Scotiabank lifts Duolingo stock target to $600, sees growth

Published 29/05/2025, 12:54
Scotiabank lifts Duolingo stock target to $600, sees growth

On Thursday, Scotiabank (TSX:BNS) analyst Nat Schindler revised the price target for Duolingo Inc. (NASDAQ:DUOL) upward to $600 from the previous $470, while maintaining a Sector Outperform rating on the company’s shares. The stock, currently trading near $524, has delivered an impressive 167% return over the past year. The adjustment comes as Schindler acknowledges Duolingo’s success in growing its daily active user (DAU) base and its ability to increase monetization efforts. InvestingPro data shows the company has maintained strong revenue growth of 39% in the last twelve months.

According to Schindler, the market has yet to fully recognize the fundamental changes occurring within Duolingo. The analyst’s bridge analysis, which considers macroeconomic factors and user-level data, anticipates a continued rise in the ratio of DAUs to monthly active users (MAUs) through 2027. Supporting this optimistic outlook, InvestingPro data reveals impressive gross profit margins of 72.25% and a healthy current ratio of 2.68, indicating strong operational efficiency and financial stability. A particular product, Max, though still in its early stages, is showing potential as a significant contributor to average revenue per user (ARPU) with increasingly favorable economics.

A recent decision by Apple (NASDAQ:AAPL) in May 2025 to change its App Store policies is seen as a pivotal development for Duolingo. Schindler suggests that this ruling could lead to a substantial increase in EBITDA over time. The analyst posits that if Duolingo users begin to adopt alternative payment methods off-platform, it could result in up to an 850-basis-point expansion in margins by 2026, a prospect not currently accounted for in consensus estimates.

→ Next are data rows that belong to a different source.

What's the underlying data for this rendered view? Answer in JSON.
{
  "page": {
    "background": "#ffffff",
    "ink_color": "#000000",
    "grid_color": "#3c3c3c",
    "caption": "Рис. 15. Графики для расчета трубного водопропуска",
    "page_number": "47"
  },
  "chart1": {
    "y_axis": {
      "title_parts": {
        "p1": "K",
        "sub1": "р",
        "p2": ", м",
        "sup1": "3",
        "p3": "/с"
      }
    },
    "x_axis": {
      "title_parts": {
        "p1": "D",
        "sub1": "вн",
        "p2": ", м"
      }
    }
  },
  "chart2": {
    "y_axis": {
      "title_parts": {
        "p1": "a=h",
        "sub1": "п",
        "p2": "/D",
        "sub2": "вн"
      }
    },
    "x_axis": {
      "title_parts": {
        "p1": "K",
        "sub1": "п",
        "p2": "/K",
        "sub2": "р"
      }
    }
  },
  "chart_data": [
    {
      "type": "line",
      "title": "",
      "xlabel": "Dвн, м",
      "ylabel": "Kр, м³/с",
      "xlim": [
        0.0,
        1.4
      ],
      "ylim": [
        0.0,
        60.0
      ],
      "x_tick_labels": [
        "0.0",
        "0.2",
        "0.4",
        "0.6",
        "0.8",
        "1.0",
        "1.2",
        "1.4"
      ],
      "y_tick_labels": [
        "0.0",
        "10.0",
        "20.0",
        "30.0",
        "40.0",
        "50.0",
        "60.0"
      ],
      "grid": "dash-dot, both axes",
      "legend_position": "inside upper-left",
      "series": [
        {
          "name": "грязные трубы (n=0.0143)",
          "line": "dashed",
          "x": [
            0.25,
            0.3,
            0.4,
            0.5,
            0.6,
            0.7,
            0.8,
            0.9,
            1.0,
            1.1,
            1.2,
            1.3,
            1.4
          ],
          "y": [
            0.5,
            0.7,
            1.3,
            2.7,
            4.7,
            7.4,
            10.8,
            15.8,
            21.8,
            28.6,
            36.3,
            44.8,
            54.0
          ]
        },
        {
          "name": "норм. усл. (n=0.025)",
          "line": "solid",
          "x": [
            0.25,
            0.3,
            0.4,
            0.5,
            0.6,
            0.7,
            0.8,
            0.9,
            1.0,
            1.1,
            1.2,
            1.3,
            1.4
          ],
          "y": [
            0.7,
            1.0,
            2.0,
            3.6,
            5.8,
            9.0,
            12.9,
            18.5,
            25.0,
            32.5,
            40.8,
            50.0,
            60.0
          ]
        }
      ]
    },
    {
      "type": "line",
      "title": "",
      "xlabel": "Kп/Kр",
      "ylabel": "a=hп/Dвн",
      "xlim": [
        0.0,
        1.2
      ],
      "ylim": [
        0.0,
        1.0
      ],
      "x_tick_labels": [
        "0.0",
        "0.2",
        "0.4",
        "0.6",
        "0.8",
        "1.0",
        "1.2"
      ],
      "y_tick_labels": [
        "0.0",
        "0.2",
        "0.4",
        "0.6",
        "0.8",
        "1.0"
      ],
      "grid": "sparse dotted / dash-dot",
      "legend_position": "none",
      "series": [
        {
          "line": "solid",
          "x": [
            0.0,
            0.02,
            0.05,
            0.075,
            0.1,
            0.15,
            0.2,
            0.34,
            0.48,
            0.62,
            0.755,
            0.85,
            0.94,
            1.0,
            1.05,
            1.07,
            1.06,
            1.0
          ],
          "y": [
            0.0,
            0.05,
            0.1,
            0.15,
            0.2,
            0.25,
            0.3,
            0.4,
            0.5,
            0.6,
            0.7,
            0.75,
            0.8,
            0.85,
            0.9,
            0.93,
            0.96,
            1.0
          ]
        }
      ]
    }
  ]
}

Schindler’s analysis also points to Duolingo’s momentum in in-app purchases (IAP) and the advantages of scaling fixed costs. These factors, combined with the easing of platform constraints and a solid forecast, position Duolingo for a potential multi-year elevation in earnings. While trading at a relatively high P/E ratio of 239, InvestingPro analysis suggests the stock is currently overvalued compared to its Fair Value estimate. The analyst concludes that with a deepening engagement base and an increasingly favorable operational setup, Duolingo’s financial outlook appears promising. For deeper insights into Duolingo’s valuation and 20+ additional ProTips, including detailed financial health metrics, check out the comprehensive Pro Research Report available on InvestingPro.

In other recent news, Duolingo Inc. reported impressive financial results for the first quarter of 2025, surpassing analysts’ expectations with an earnings per share of $0.72 against a forecast of $0.52, and revenue reaching $230.7 million, exceeding the anticipated $223.15 million. This strong performance has prompted analysts to adjust their outlooks, with Scotiabank raising its price target for Duolingo from $405 to $470, citing the company’s robust financial metrics and upgraded full-year guidance. DA Davidson also increased its price target to $470, maintaining a Buy rating following Duolingo’s better-than-expected revenue and adjusted EBITDA results.

JPMorgan reiterated its Overweight rating with a $500 target, emphasizing Duolingo’s potential for sustained user growth, supported by a vast market opportunity among global language learners. Duolingo’s expansion into new courses and subjects, including the upcoming launch of a Chess course, is part of its strategy to diversify its offerings and enhance user engagement. The company has also reported significant growth in its user base, with paid subscribers up by 40% and daily active users increasing by 49%.

Management highlighted that the company’s gross margin remained strong at approximately 71%, with an adjusted EBITDA margin reaching a record 27.2%, aided by efficiencies from AI technologies. Despite broader economic concerns, Duolingo expressed confidence in its ability to sustain growth, leveraging its global reach and value-to-cost ratio. As the company continues to invest in AI-driven product development, analysts remain optimistic about Duolingo’s growth prospects and market position.